Disney Movies Anywhere brings all your movies together—and not just the Disney ones
One platform to rule them all, one platform to bind them.
Wait — isn’t that a reference from the Warner Bros. property The Lord of the Rings, you ask? Isn’t this an item about the new “Disney Movies Anywhere?”
And so it is. Because Disney Movies Anywhere isn’t just for Disney movies anymore.
Starting Wednesday night, for the first time in the history of “owning” digital movies, there’s a place where you can store and access nearly all of your digital movie purchases from Disney, Warner Bros., Fox, Sony and Universal Pictures. (Paramount, home of the Star Trek and Transformers films, is the lone major holdout. Boooo, Paramount.)
If you like buying digital movies outright, you’re definitely going to want to sign up
Originally just for Disney movies, the now 3-year-old Disney Movies Anywhere service now ports over titles from the other four studios named above — as long as you bought them on either Amazon Video, Google Play, iTunes or Vudu.
All users need to do is link those accounts through their Disney Movies Anywhere account and voila!, there they all are, your movies in one place, the dream is real. (You can use the digital codes from subsequent physical DVD/Blu-ray purchases to synch them into your library, too.)
Disney Movies Anywhere can be accessed through an array of devices including Amazon Fire, most Android and Apple devices, Chromecast, Roku, that old thing called “the internet” and others, with more to come.
I was shown a demo Wednesday that was fairly nifty: If you have, say, movies on iTunes and Vudu accounts, you simply sign in to those accounts through Disney Movies Anywhere and they immediately show up in your library on the platform.
And no matter what studio made them, copies of those titles — more than 7,000 all lumped together — live on the new platform, so you’re not streaming them through a third-party client (and isn’t it nice to know that your locker of digital movies exists with a reliable company that’s going to be alive and supported ad infinitum?).
Ultraviolet, the previous multi-studio digital locker, never really took off with consumers because it’s missing a couple of key ingredients: interlinking with the big digital retailers like Amazon, Google and iTunes — and, well, Disney movies.
Disney never licensed its content for Ultraviolet (which most studios aren’t even calling “Ultraviolet” on disc packages anymore, just “Digital Movies”), in no small part because it knew the day would come when it would do its own thing on the back of its powerful library.
You can purchase movies from participating studios on Disney Movies Anywhere — to do so, it briefly and seamlessly takes you out to one of its retail partners if it’s not a Disney movie — which then immediately appear in your Movies Anywhere library.
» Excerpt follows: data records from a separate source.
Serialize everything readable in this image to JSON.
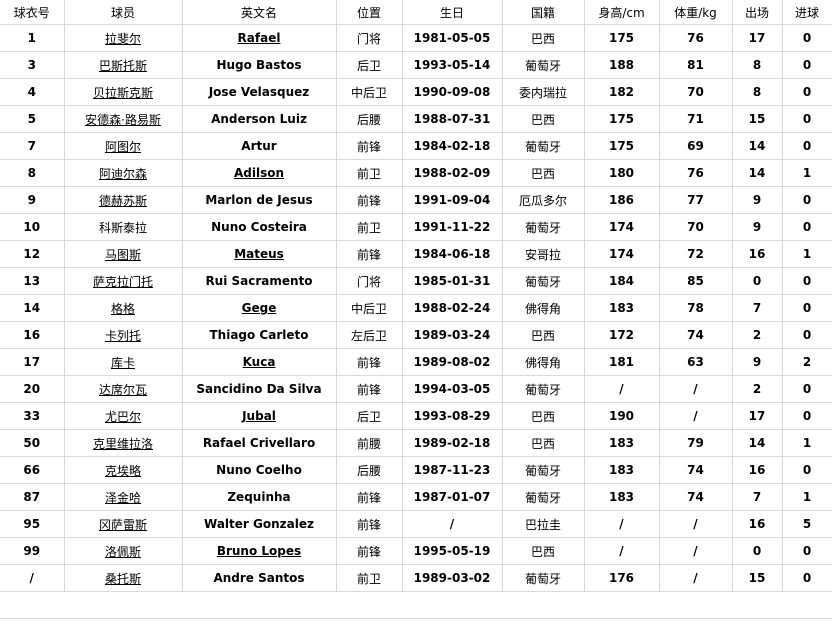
{
  "columns": [
    "球衣号",
    "球员",
    "英文名",
    "位置",
    "生日",
    "国籍",
    "身高/cm",
    "体重/kg",
    "出场",
    "进球"
  ],
  "rows": [
    {
      "no": "1",
      "cn": "拉斐尔",
      "cn_link": true,
      "en": "Rafael",
      "en_link": true,
      "pos": "门将",
      "dob": "1981-05-05",
      "nat": "巴西",
      "h": "175",
      "w": "76",
      "apps": "17",
      "goals": "0"
    },
    {
      "no": "3",
      "cn": "巴斯托斯",
      "cn_link": true,
      "en": "Hugo Bastos",
      "en_link": false,
      "pos": "后卫",
      "dob": "1993-05-14",
      "nat": "葡萄牙",
      "h": "188",
      "w": "81",
      "apps": "8",
      "goals": "0"
    },
    {
      "no": "4",
      "cn": "贝拉斯克斯",
      "cn_link": true,
      "en": "Jose Velasquez",
      "en_link": false,
      "pos": "中后卫",
      "dob": "1990-09-08",
      "nat": "委内瑞拉",
      "h": "182",
      "w": "70",
      "apps": "8",
      "goals": "0"
    },
    {
      "no": "5",
      "cn": "安德森·路易斯",
      "cn_link": true,
      "en": "Anderson Luiz",
      "en_link": false,
      "pos": "后腰",
      "dob": "1988-07-31",
      "nat": "巴西",
      "h": "175",
      "w": "71",
      "apps": "15",
      "goals": "0"
    },
    {
      "no": "7",
      "cn": "阿图尔",
      "cn_link": true,
      "en": "Artur",
      "en_link": false,
      "pos": "前锋",
      "dob": "1984-02-18",
      "nat": "葡萄牙",
      "h": "175",
      "w": "69",
      "apps": "14",
      "goals": "0"
    },
    {
      "no": "8",
      "cn": "阿迪尔森",
      "cn_link": true,
      "en": "Adilson",
      "en_link": true,
      "pos": "前卫",
      "dob": "1988-02-09",
      "nat": "巴西",
      "h": "180",
      "w": "76",
      "apps": "14",
      "goals": "1"
    },
    {
      "no": "9",
      "cn": "德赫苏斯",
      "cn_link": true,
      "en": "Marlon de Jesus",
      "en_link": false,
      "pos": "前锋",
      "dob": "1991-09-04",
      "nat": "厄瓜多尔",
      "h": "186",
      "w": "77",
      "apps": "9",
      "goals": "0"
    },
    {
      "no": "10",
      "cn": "科斯泰拉",
      "cn_link": false,
      "en": "Nuno Costeira",
      "en_link": false,
      "pos": "前卫",
      "dob": "1991-11-22",
      "nat": "葡萄牙",
      "h": "174",
      "w": "70",
      "apps": "9",
      "goals": "0"
    },
    {
      "no": "12",
      "cn": "马图斯",
      "cn_link": true,
      "en": "Mateus",
      "en_link": true,
      "pos": "前锋",
      "dob": "1984-06-18",
      "nat": "安哥拉",
      "h": "174",
      "w": "72",
      "apps": "16",
      "goals": "1"
    },
    {
      "no": "13",
      "cn": "萨克拉门托",
      "cn_link": true,
      "en": "Rui Sacramento",
      "en_link": false,
      "pos": "门将",
      "dob": "1985-01-31",
      "nat": "葡萄牙",
      "h": "184",
      "w": "85",
      "apps": "0",
      "goals": "0"
    },
    {
      "no": "14",
      "cn": "格格",
      "cn_link": true,
      "en": "Gege",
      "en_link": true,
      "pos": "中后卫",
      "dob": "1988-02-24",
      "nat": "佛得角",
      "h": "183",
      "w": "78",
      "apps": "7",
      "goals": "0"
    },
    {
      "no": "16",
      "cn": "卡列托",
      "cn_link": true,
      "en": "Thiago Carleto",
      "en_link": false,
      "pos": "左后卫",
      "dob": "1989-03-24",
      "nat": "巴西",
      "h": "172",
      "w": "74",
      "apps": "2",
      "goals": "0"
    },
    {
      "no": "17",
      "cn": "库卡",
      "cn_link": true,
      "en": "Kuca",
      "en_link": true,
      "pos": "前锋",
      "dob": "1989-08-02",
      "nat": "佛得角",
      "h": "181",
      "w": "63",
      "apps": "9",
      "goals": "2"
    },
    {
      "no": "20",
      "cn": "达席尔瓦",
      "cn_link": true,
      "en": "Sancidino Da Silva",
      "en_link": false,
      "pos": "前锋",
      "dob": "1994-03-05",
      "nat": "葡萄牙",
      "h": "/",
      "w": "/",
      "apps": "2",
      "goals": "0"
    },
    {
      "no": "33",
      "cn": "尤巴尔",
      "cn_link": true,
      "en": "Jubal",
      "en_link": true,
      "pos": "后卫",
      "dob": "1993-08-29",
      "nat": "巴西",
      "h": "190",
      "w": "/",
      "apps": "17",
      "goals": "0"
    },
    {
      "no": "50",
      "cn": "克里维拉洛",
      "cn_link": true,
      "en": "Rafael Crivellaro",
      "en_link": false,
      "pos": "前腰",
      "dob": "1989-02-18",
      "nat": "巴西",
      "h": "183",
      "w": "79",
      "apps": "14",
      "goals": "1"
    },
    {
      "no": "66",
      "cn": "克埃略",
      "cn_link": true,
      "en": "Nuno Coelho",
      "en_link": false,
      "pos": "后腰",
      "dob": "1987-11-23",
      "nat": "葡萄牙",
      "h": "183",
      "w": "74",
      "apps": "16",
      "goals": "0"
    },
    {
      "no": "87",
      "cn": "泽金哈",
      "cn_link": true,
      "en": "Zequinha",
      "en_link": false,
      "pos": "前锋",
      "dob": "1987-01-07",
      "nat": "葡萄牙",
      "h": "183",
      "w": "74",
      "apps": "7",
      "goals": "1"
    },
    {
      "no": "95",
      "cn": "冈萨雷斯",
      "cn_link": true,
      "en": "Walter Gonzalez",
      "en_link": false,
      "pos": "前锋",
      "dob": "/",
      "nat": "巴拉圭",
      "h": "/",
      "w": "/",
      "apps": "16",
      "goals": "5"
    },
    {
      "no": "99",
      "cn": "洛佩斯",
      "cn_link": true,
      "en": "Bruno Lopes",
      "en_link": true,
      "pos": "前锋",
      "dob": "1995-05-19",
      "nat": "巴西",
      "h": "/",
      "w": "/",
      "apps": "0",
      "goals": "0"
    },
    {
      "no": "/",
      "cn": "桑托斯",
      "cn_link": true,
      "en": "Andre Santos",
      "en_link": false,
      "pos": "前卫",
      "dob": "1989-03-02",
      "nat": "葡萄牙",
      "h": "176",
      "w": "/",
      "apps": "15",
      "goals": "0"
    }
  ]
}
New sign-ups get free copies of Ghostbusters, Ice Age, Big Hero 6, Jason Bourne and The LEGO Movie, depending on which services they link.
The interface is pretty simple, if nothing special — you can sort by “recently added,” A-to-Z and Z-to-A, but there’s no categories or customization. If you own a huge library of digital movies, you’ll just have to know what you want to find. But Disney tells me those capabilities will be coming.
There’s also no rental or streaming option here — Disney Movies Anywhere is just a platform for digital sell-through, which is the most expensive digital option, but also the first available, sometimes weeks before physical discs and many months before streaming.
It’s not yet clear what Disney is getting out of this; they wouldn’t tell me what, if any, slice of a sale they get from a film that gets ported over to their platform.
But Disney Movies Anywhere might be the solution to a bigger problem than just another revenue stream: The movie industry has been trying to crack the digital-locker model for many years, and Ultraviolet may wind up being the Beta to Disney Movies Anywhere’s VHS — a format that worked fine but was ultimately leapfrogged as consumers made their preference known.